Globalisation has made stars for South American football but with the greater emphasis on ‘bigger, stronger, faster’ the continent should look at Villarreal in order to retain it’s individual identity.
Arsene Wenger’s Arsenal face Villarreal on Wednesday evening for a place in the Champions League quarter final and the Frenchman’s opposite number is among a rarity; a South American managing in Europe. It may seem surprising given the number of South American players in the elite competition; Brazilian representatives account for the greatest number of players of any sole nationality.
When Chilean Manuel Pellegrini joined Villarreal, the South American game was going through the start of a transition as more and more talents proceeded to leave the continent for the riches, and ultimately greater quality of football in Europe.
Villarreal’s strategy in the short-term was to take advantage of this trend but in the long-term, seek to bring in players from the youth set-up. And by hiring Pellegrini as coach, Villarreal sought the Chilean as the man to find the perfect mix. “The manager was a winner in South America and he arrived with the mentality to achieve here what he achieved there,” said Marcos Senna. “He never thought: ‘Oh, this is a small club’. His line of thought always was: ‘I am going to make this team big’.”
When Pellegrini joined the club had a number of good players in Sorin, Senna and Riquelme but the challenge was how to mix this aesthetically pleasing side to one that could also cope with the power and pace of other European sides. Indeed this is the same conundrum that has befallen South American coaches.
While the continent produces such players as Sergio Aguero and Robinho whose national identity is obvious on the pitch, striking the balance between their flair and guile with European dynamism has not been as easiest to implement. Recent South American World Cup qualifying games have played out not to dissimilar to much of those in Europe while domestic games at times can be compared to those between middle-lower Premier League sides.
To many this represents a cultural change and therefore you may forgive one Brazilian great for describing such games as the ‘synonym of slowness’. The denying of space by constant pressuring, used by Holland to great effect in 1974 especially to that of the playmaker so widely deployed by many South American nations, has seen in a shift in thinking to counter act this type of strategy. “The strategy is to get the ball forward quickly and win a set piece,” says Tostão. “The problem is not just the lack of individual talent. It’s also the lack of understanding of what it is to play good football”.
Players are bulkier, quicker, taller and faster to try and match the size and physicality condition of Europeans. “Nowadays,” said Tostão, “the coaches, right from the junior levels, choose the taller players, even if they are not the most skillful. Romário was the last of the great small strikers.

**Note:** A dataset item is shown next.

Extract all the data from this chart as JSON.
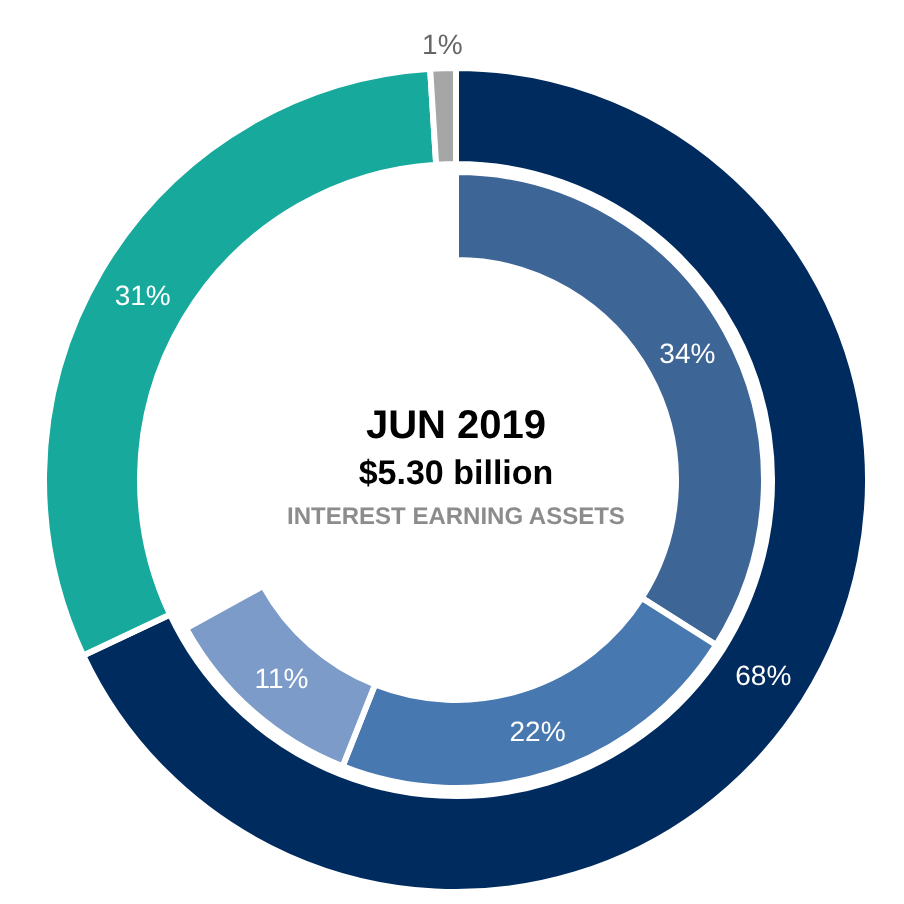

If he were to arrive today at the youth side of one of the big clubs, the coach would put him in midfield or he would not be considered for a professional career.”
It would have been unthinkable to those in Brazil that Anderson would become a defensive midfielder while Rafael has overtaken his Fabio in United’s plans because of his more energetic attitude in contrast to his more technical sound brother. Perhaps Marcos Senna best represents the change in direction. In 2002, at 26 years of age, he left for Villarreal having only played one consistent season of football however had he been around in more recent times, he may have got a greater opportunity and maybe even a Brazilian cap.
Pellegrini’s side contains South American players with both a mixture of skill and bite. “Always putting priority on treating the ball well, we’ve also added more mobility,” he says. “It’s a mixture of South American and European football.”
Marcos Senna is partnered by similarly mobile and technically sound Eguren who had a spell in the Norwegian league before moving to Villarreal. On the flanks they can choose from wiry Argentine Ibagaza or Mati Fernandez and in defence are Gonzalo and Godin. They have also got a fantastic Spanish base from their goalkeeper, two marauding full backs, wingers Cani and Carzola not to mention other Europeans in Rossi and Pires. “We have physical players, but we have players who are only about technique and harmony with their body and the ball,” said Pellegrini. Maybe only upfront are they possibly lacking with recent observations showing a physical presence up front is the best way forward.
Against Arsenal they showed great movement and incisive passing and the way the two clubs played, showed physically strong isn’t everything. Indeed Arrigo Sacchi, the former Italian coach wrote Italian sides spend as much or even more time in the gym than the English but their top three clubs all fell at the same hurdle.
The greater concentration should be focused on intensity and being able to alter ones tempo which is the real reason for English clubs’ dominance. And at the same time look to harness more of the individual identity and talent that made South American clubs so successful.